My smartphone recently vanished, having grown legs and walked away from my bag on a busy Saturday morning. What I miss the most is the many notes and reminders I had saved on this phone.
As a result, I forgot half my appointments and now I guess there are two people on this earth who are privy to the intimate details of my menstrual cycle- myself and the person who ended up with the phone, oh dear!
Anyway, one Good Samaritan came to my rescue and gave me another smartphone, a gift horse I looked straight in the mouth and almost rejected, on account of its malformed teeth. The problem with this new smart phone, is that it is not very smart.
If it were a student in class it would be consistently ‘number last’, you know, that student whose poor performance is resistant to extra tuition, beatings, tears, prayers, exorcisms, bribes or threats.
I don’t know why the manufacturers of this phone, (I won’t reveal their name but it rhymes with ‘Your Way’) decided that the target market for this phone was the tiny demographic of people with webbed fingers.
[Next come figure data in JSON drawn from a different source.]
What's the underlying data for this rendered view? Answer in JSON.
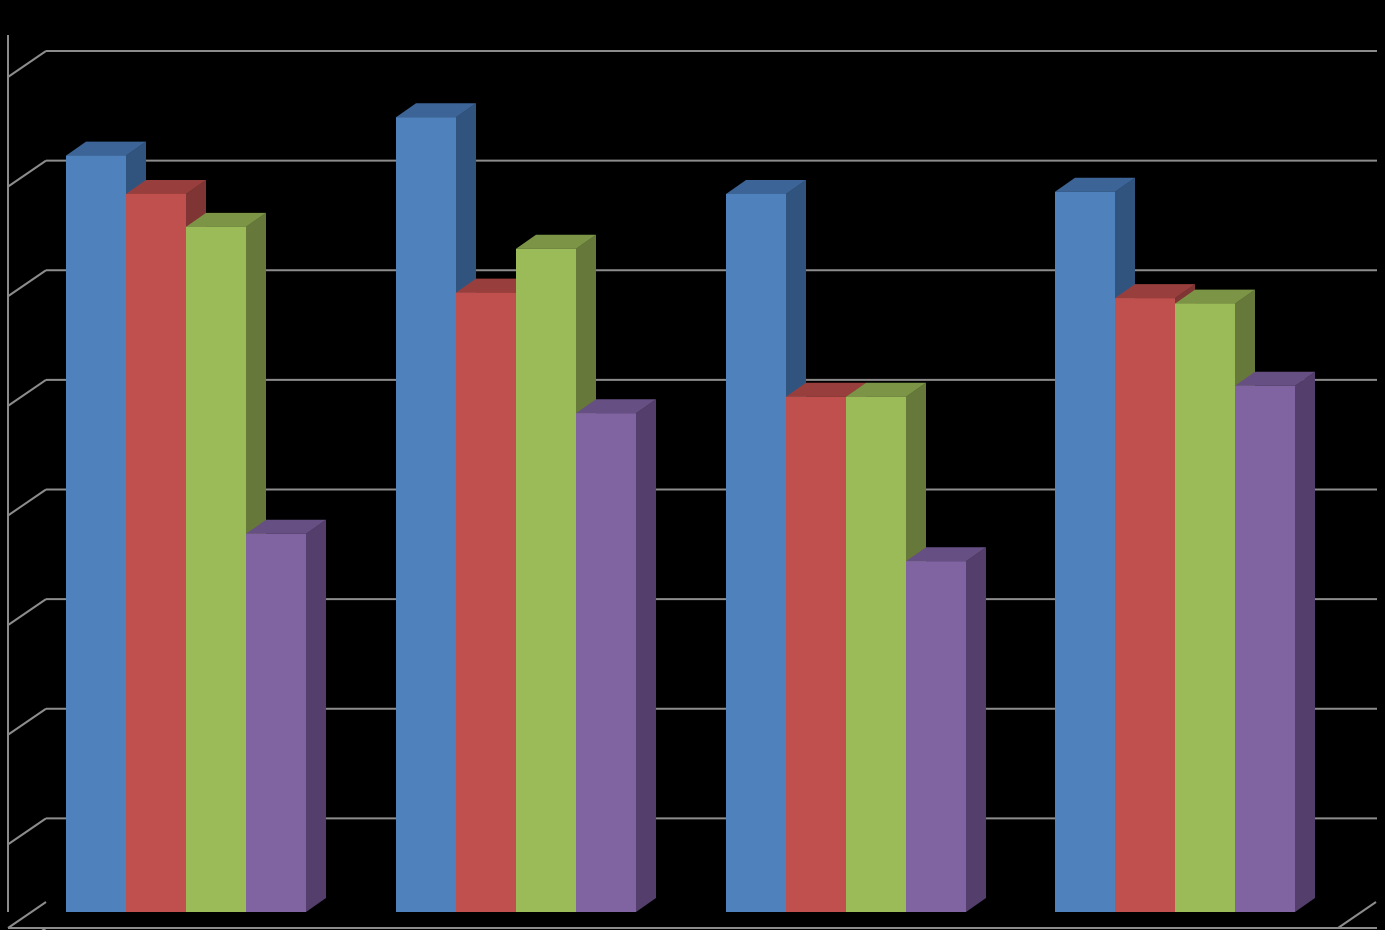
{
  "chart_data": {
    "type": "bar",
    "style": "3d-clustered-column",
    "grid": true,
    "legend": "none",
    "ylim": [
      0,
      8
    ],
    "categories": [
      "",
      "",
      "",
      ""
    ],
    "series": [
      {
        "values": [
          6.9,
          7.25,
          6.55,
          6.57
        ],
        "colors": {
          "front": "#4F81BD",
          "side": "#31547F",
          "top": "#3C6496"
        }
      },
      {
        "values": [
          6.55,
          5.65,
          4.7,
          5.6
        ],
        "colors": {
          "front": "#C0504D",
          "side": "#7F3533",
          "top": "#983F3D"
        }
      },
      {
        "values": [
          6.25,
          6.05,
          4.7,
          5.55
        ],
        "colors": {
          "front": "#9BBB59",
          "side": "#66783A",
          "top": "#7B9446"
        }
      },
      {
        "values": [
          3.45,
          4.55,
          3.2,
          4.8
        ],
        "colors": {
          "front": "#8064A2",
          "side": "#533E6C",
          "top": "#664F82"
        }
      }
    ],
    "colors": {
      "background": "#000000",
      "gridline": "#8C8C8C"
    }
  }
}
That is the only explanation I have been able to come up with for the strange positioning of the letters, so close together that I have had to develop the very strange style of typing with the vertical edge of my finger. I have been reduced to holding down the screen like some uncooperative chicken about to be slaughtered, so that I can type one letter at a time. See me now, as the Nigerians say.
This amazing product from Your-Way is also entirely non-grip, meaning that like an oily fish, it quickly and efficiently slides out of my hand and onto the floor. Well, on the plus side, it is also shockingly heavy, which makes me confident that should I ever be attacked in this big bad city, I have something akin to a portable cement block to protect myself with.
This has been a eulogy for my beloved Samsung GT-S560, 2011-2015. You served me well, and you will forever be missed. RIP.